Q4U: What kinds of things bring creative fulfillment into your life? Or What are some creative activities you would like to work into your life someday? (Cycling and getting back to the piano and violin top my list!)

*Some great books on creativity:
Art and Fear by David Bayles and Ted Orland
The Creative Habit by Twyla Tharp

Also, we have WINNERS of the signed books!

        Adam Rex’s Cold Cereal goes to Kristi Thom
Robin Brande’s Fat Cat goes to Sharon Mayhew
        Amy Fellner Dominy‘s OyMG goes to Angie Lofthouse

Congrats, ladies!


  1. Beautiful Jackee! I think you and your mum exchanging poems is just lovely. Can't top that. That's just sublime!!

    Take care

  2. Great post. I let fear and doubt stifle creativity far too often. I think it's so touching that you and your mom exchange poems. Those will be such a treasure! And, yay! I won! Thanks. =)

  3. Love that quote at the top! :)

    Creativity is soooooo important to keeping our brains alive, active and happy. I love creating in a few forms - although I stink at crafts! As a teen I did a lot of embroidery, I love to draw cartoons but don't spend much time on that anymore. One of my retirement plans is to take a painting course. I also love to play around with recipes :)

    I love the exchange between you and your mom - what a delight for both of you!

  4. Great tips, Jackee. And I assure you, you're not at all the only one in the world to be plagued with doubts or fears. I liked the tip you gave about failure. In learning to deal with failure we become stronger and more capable of achieving our dreams.


  5. Wonderful tips, Jackee. Writing is my favorite form of creativity, but I also like to draw. And I LOVE coloring!! It's a great way to de-stress. I have fun coloring books, from Disney Princesses to Mr. Potato Head, and lots of Crayola crayons and markers. I think coloring brings me back to those carefree childhood days, and I feel so calm and relaxed. It's also a terrific way to work through any writing issues with plot or characters!

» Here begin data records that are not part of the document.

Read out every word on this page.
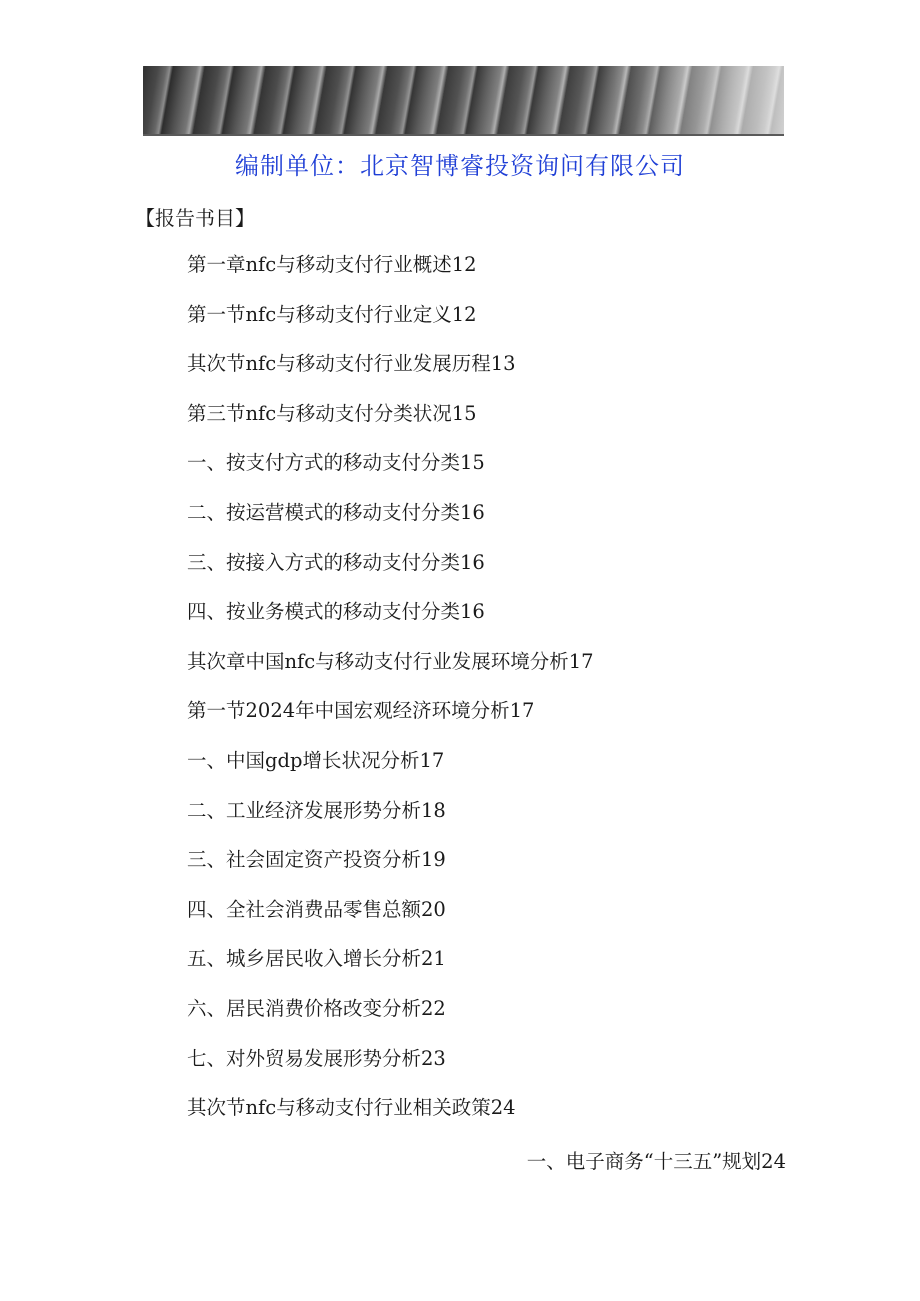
编制单位：北京智博睿投资询问有限公司
【报告书目】
第一章nfc与移动支付行业概述12
第一节nfc与移动支付行业定义12
其次节nfc与移动支付行业发展历程13
第三节nfc与移动支付分类状况15
一、按支付方式的移动支付分类15
二、按运营模式的移动支付分类16
三、按接入方式的移动支付分类16
四、按业务模式的移动支付分类16
其次章中国nfc与移动支付行业发展环境分析17
第一节2024年中国宏观经济环境分析17
一、中国gdp增长状况分析17
二、工业经济发展形势分析18
三、社会固定资产投资分析19
四、全社会消费品零售总额20
五、城乡居民收入增长分析21
六、居民消费价格改变分析22
七、对外贸易发展形势分析23
其次节nfc与移动支付行业相关政策24
一、电子商务“十三五”规划24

    Have a wonderful weekend, Jackee!

  6. Excellent post, Jackee! I like all your tips!

    It's beautiful that you and your mom share poetry, and so often. What a treasure for each of you. <3

  7. I love that you and your mom exchange poetry nearly every day - that is so cool! Honestly, I feel like writing takes all the creativity I've got as far as artistic expression, but I've started bike riding recently and really enjoy it (as long as the nice fall weather holds out!)

  8. OMGoodness! I'm a winner! Wohoo!!!

    I thinks it's precious that you and your mom are sharing poetry.

    #6....hangs head in shame...I promise I'll use all those scrapbooking and stamping supplies one day.

    I've taken a couple days off writing and done some craft projects that I am going to submit to a magazine. It's been nice, but now I'm back to editing. :)

  9. Like you, I don't like scrapbooking but I have a compilation of photos, magazine pages and news articles that I like. It's a lot of work to get a scrapbook done but it often crosses my mind to do it. Thanks for a very interesting post.

  10. I have a quote document, which inspires me. Fail spectacularly? Story of my life!

  11. I think it's lovely that you and your mom trade poetry nearly every day. I bet you'll never forget that. What type of cancer does she have? I'm sorry for the aweful struggle it must be for all of you.

    I love writing children's stories - even though it's not that popular right now in the publishing market - it really turns my crank. :)

  12. "Winded Words" has been included in this weeks A Sunday Drive. I hope this helps to point even more new visitors in you direction.